それ以外はとても普通で楽しい、学校生活だった。
成績で一喜一憂するのも、友達と遊んではしゃぐ時間も、彼氏と仲を深めていくのも大切な青春の輝かしい日々。
どこにでもいる学生のありふれた幸せな日々を送り、そのまま大人になった。
……つまり。
彼はわたしにとって全く関係ない人間だったのだ。
恐らくいてもいなくてもなんら自分の人生はかわらなかったと思う。
水着が盗まれたということさえ、わたしにとっては気持ち悪いという思いと僅かな出費以外には何も齎してはいない。
いま、かつて付き合っていたカレとは違う、夫のための夕食を作っているときにふと思い出すまでは、あんなことがあったことすらすっかり忘れていた。
刻もうとしたナスの中身と皮の間を彩る紺色の色彩が記憶を喚起しなければ、ひょっとしたらそのまま一生思い出すこともなかったのかもしれない。
そんな風に自分の人生に僅かほども影響を与えない存在が、わざわざ盗むほどわたしの水着をほしがった。

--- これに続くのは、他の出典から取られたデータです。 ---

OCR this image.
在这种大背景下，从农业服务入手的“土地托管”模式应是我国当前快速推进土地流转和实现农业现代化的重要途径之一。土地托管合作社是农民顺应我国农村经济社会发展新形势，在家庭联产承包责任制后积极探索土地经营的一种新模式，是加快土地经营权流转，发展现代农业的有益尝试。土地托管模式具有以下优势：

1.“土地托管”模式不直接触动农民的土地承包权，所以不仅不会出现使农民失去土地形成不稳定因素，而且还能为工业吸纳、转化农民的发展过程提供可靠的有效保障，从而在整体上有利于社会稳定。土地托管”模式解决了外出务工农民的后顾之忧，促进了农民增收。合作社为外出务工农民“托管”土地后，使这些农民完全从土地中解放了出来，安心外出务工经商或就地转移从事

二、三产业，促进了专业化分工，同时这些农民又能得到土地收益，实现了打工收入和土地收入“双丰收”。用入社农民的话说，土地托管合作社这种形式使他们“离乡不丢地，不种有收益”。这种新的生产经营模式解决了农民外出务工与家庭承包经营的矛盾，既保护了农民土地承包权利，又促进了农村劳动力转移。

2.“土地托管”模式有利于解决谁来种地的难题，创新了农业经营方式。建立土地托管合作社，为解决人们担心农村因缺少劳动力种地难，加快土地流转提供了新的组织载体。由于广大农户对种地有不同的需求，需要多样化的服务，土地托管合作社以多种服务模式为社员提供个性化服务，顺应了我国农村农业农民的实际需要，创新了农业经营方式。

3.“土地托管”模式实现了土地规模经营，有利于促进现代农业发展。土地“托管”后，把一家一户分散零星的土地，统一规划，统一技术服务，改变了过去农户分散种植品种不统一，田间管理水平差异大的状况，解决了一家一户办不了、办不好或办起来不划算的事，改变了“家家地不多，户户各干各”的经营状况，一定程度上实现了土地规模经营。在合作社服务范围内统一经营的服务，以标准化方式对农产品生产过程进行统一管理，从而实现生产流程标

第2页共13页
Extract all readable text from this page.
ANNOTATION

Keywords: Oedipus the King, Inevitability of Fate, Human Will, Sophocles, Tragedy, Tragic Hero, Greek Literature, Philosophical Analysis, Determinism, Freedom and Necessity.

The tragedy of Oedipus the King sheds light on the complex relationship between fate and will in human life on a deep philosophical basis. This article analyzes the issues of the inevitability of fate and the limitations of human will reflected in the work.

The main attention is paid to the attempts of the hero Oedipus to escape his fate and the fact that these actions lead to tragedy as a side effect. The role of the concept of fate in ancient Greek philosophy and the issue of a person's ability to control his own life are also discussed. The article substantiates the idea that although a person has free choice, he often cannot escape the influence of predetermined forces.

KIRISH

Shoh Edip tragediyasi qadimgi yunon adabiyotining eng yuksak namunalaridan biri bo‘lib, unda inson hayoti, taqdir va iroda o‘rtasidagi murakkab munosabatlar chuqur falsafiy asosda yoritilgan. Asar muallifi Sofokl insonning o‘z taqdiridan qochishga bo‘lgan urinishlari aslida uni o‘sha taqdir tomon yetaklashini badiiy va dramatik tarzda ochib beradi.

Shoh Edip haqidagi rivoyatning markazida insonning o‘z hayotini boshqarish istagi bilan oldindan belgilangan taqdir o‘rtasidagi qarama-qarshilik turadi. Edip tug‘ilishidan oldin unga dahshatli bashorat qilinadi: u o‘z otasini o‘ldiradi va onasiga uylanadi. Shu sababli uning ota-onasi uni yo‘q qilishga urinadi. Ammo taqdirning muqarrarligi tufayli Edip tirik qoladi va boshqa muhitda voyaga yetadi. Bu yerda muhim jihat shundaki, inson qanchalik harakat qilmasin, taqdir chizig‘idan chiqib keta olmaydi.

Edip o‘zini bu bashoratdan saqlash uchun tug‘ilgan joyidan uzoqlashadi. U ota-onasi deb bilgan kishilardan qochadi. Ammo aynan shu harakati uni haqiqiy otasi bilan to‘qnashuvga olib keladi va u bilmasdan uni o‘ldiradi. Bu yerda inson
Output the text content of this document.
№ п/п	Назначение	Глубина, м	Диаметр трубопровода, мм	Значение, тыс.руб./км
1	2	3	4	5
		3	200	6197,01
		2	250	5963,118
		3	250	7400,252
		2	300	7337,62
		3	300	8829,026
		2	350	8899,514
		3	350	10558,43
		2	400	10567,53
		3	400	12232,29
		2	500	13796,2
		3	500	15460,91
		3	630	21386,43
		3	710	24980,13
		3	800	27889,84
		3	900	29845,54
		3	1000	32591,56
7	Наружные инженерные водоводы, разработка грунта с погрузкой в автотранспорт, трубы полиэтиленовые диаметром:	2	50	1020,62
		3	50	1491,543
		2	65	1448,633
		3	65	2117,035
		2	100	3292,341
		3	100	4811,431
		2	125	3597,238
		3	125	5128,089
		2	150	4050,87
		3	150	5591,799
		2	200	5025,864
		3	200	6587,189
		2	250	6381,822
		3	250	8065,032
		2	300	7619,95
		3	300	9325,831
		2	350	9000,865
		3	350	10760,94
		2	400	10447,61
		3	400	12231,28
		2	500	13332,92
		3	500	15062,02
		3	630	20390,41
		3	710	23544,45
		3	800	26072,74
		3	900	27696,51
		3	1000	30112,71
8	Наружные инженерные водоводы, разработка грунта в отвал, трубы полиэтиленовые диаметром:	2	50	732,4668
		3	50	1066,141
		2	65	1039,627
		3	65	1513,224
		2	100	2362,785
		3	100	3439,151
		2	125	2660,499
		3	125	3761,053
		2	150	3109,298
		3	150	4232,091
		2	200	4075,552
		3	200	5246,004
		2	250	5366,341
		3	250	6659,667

その事実の奇妙さ、一方的に寄せられる人の想いの強さ。
そして報われるはずが無いことを我慢できずにしてしまう業の深さ。
幾多ある人生の一瞬の交差が齎したもの。
その時には間違いなくお互いにとって重大事だったのは間違いないけれど。
彼にとってもあの出来事はとても些細でどうでもいいことだったのではないか。
運命付けられていた一生の過ごし方に決して致命的な影響など与えることなどなく、やってもやらなくても特に変わらない道筋を歩んでいたのではないか。
人それぞれが持つ固有の加速度と慣性によって描かれる緩やかなカーブ。
その道筋の途中、すぐに修正されて元の軌道へと容易く復帰して行く程度の僅かな誤差。
他にある幾多の人生の岐路に比べたらとても脆弱で微小な一瞬の霍乱。
そんなものだったのではないかと思う。
それとも……その後の人生を大きく変えてしまうほどのことだったんだろうか。
わたしはずっと忘れていた同級生の顔を思い出そうとしたけど、やっぱりだめだった。